If you merely moved your laptop from your employer’s office to your home and worked from the kitchen table, or if you simply moved a desk to your bedroom from where you connected your employer’s laptop and printer, you will not be eligible to claim. If you only required a corner and a desk to work from home, with your employer supplying all your tools, data or even airtime, you most likely saved more money by working from home, with less being spent on fuel and travelling expenses. In cases like these it will be hard to argue that you actually incurred costs by working from home and this is most likely the reason why SARS is not keen on changing the main requirement of an exclusive room for business purposes.
The verdict: Is it worth it?
Claiming home office expenses is unfortunately not clear cut and simple. There are a lot of variables to consider and boils down to the fact that each taxpayer’s case should be based on its own merits. It involves various calculations and taking into account the possible negative impact of capital gains tax in the future. If you are unsure, you might want to consult a professional to assist you with the calculations, but this also increases the costs of preparing and submitting your income tax return. Keep in mind, a home office expense claim will put you in SARS’s crosshairs, so there is a high possibility of being extensively audited, putting a hefty administrative burden on taxpayers to substantiate their claims. The benefits of the claim should therefore outweigh the costs, otherwise it is just not worth it.
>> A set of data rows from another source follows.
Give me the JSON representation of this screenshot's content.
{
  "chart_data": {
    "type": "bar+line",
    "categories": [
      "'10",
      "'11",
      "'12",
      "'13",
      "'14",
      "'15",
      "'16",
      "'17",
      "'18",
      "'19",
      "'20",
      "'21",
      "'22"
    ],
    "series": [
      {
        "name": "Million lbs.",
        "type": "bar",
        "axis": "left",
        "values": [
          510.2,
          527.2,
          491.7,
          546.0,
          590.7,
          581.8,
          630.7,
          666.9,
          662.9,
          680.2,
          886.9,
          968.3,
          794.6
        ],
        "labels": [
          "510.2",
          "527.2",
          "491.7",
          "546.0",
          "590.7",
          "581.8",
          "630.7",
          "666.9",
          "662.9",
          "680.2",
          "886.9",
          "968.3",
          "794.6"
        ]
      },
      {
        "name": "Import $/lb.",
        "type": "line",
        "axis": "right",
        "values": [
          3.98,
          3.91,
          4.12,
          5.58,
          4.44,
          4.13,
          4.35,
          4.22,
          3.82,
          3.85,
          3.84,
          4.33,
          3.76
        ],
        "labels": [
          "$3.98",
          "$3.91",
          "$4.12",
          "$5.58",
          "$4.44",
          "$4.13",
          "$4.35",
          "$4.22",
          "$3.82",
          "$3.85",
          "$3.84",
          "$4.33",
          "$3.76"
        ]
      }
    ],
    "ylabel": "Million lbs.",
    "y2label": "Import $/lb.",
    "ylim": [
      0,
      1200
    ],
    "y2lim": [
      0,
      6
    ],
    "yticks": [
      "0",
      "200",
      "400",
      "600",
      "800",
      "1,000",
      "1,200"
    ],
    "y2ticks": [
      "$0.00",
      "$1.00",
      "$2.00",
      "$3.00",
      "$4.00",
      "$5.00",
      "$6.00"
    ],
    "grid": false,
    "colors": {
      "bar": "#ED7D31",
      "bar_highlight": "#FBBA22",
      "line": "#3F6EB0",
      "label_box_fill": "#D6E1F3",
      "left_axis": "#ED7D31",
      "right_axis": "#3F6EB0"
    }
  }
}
If you are not using a significant portion of your home for business purposes and if the qualifying expenses are insignificant, it might not be worth your while going through all this effort for a tax saving of a couple hundred rand. On the other hand, if you are still paying a lot of bond interest on your home, you might have enough expenses for a proper tax saving.
Taxpayers who rent do not have to worry about the negative capital gains tax implications of the act, but if you are simply renting a small flat, don’t expect a huge refund. That being said, a small flat might not even have a separate, dedicated room available for a home office, automatically disqualifying you from any home office expense claim.
This portion of the act was developed with commission earners and independent contractors in mind, so the strict rules associated with the application of this act is not really suitable for normal salaried taxpayers. Unless SARS amend the law and broaden its scope, a lot of people will not be able utilise home office expenses.